= James Ernest =

American game designer and juggler

James Ernest (born October, 1968) is an American game designer and juggler, best known as the owner and lead designer of Cheapass Games.

==Career==
Prior to founding Cheapass Games, Ernest worked as a juggler at various venues, including Camlann Medieval Village, and as a freelancer with Wizards of the Coast. He also worked for Carbonated Games. He has also created games for other publishers including Rio Grande Games and WizKids. In 2005, Paizo Publishing created Titanic Games with Ernest and Mike Selinker.

Ernest's games include Unexploded Cow, Kill Doctor Lucky, The Big Idea and the game originally known as Before I Kill You, Mr. Bond (that game was eventually renamed after complaints from the owners of the Bond franchise). He has had success with Kickstarter, successfully crowdfunding games like a new version of Unexploded Cow and Get Lucky (which takes the concept and core mechanics of Kill Doctor Lucky and adapts it as a card game), among others.
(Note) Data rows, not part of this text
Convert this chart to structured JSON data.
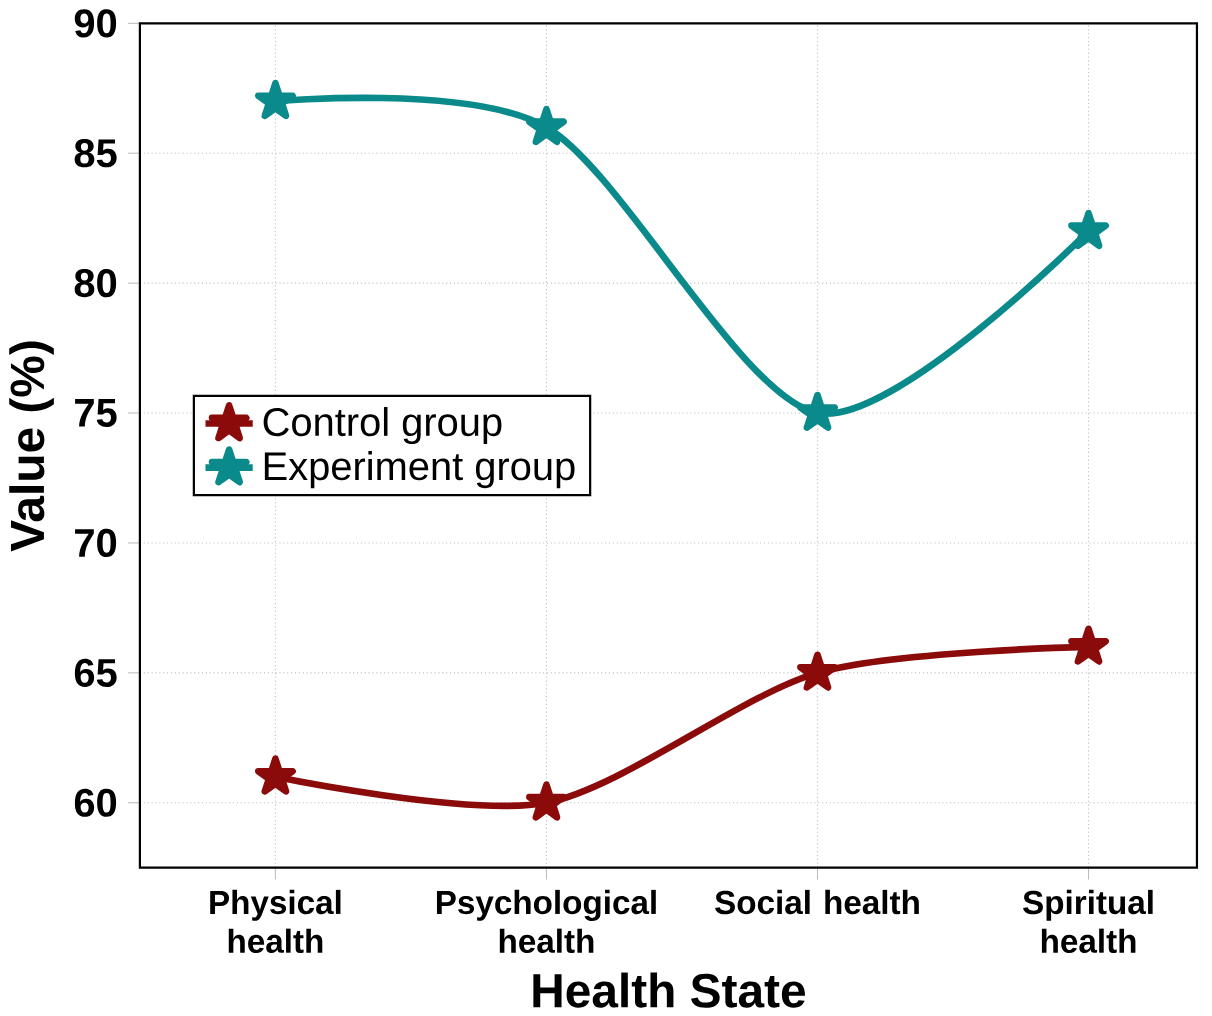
{
  "chart_data": {
    "type": "line",
    "xlabel": "Health State",
    "ylabel": "Value (%)",
    "categories": [
      "Physical health",
      "Psychological health",
      "Social health",
      "Spiritual health"
    ],
    "series": [
      {
        "name": "Control group",
        "color": "#8b0a0a",
        "values": [
          61,
          60,
          65,
          66
        ]
      },
      {
        "name": "Experiment  group",
        "color": "#0a8a8a",
        "values": [
          87,
          86,
          75,
          82
        ]
      }
    ],
    "ylim": [
      57.5,
      90
    ],
    "yticks": [
      60,
      65,
      70,
      75,
      80,
      85,
      90
    ],
    "grid": true,
    "legend": "left",
    "marker": "star",
    "line_style": "solid"
  }
}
Ernest wrote, produced, directed, edited, and created music for the short film The Man Between (2003) and wrote the book Dealer's Choice: The Complete Handbook of Saturday Night Poker. His first publication was the book Contact Juggling in 1990.

In 2014 James began collaborating with Patrick Rothfuss to create an abstract strategy game called Tak, based on a game described in Rothfuss's 2011 book The Wise Man's Fear. In April 2016 they launched a Kickstarter campaign to bring the game to actual publication. The campaign ended on May 20 to great success, with 12,187 backers pledging $1,351,142.

In 2018 The Brothers Chaps, creators of Homestar Runner, collaborated with James to create the cooperative game Trogdor!! The Board Game. The successful Kickstarter campaign brought in 23,338 backers pledging $1,421,903 upon its completion.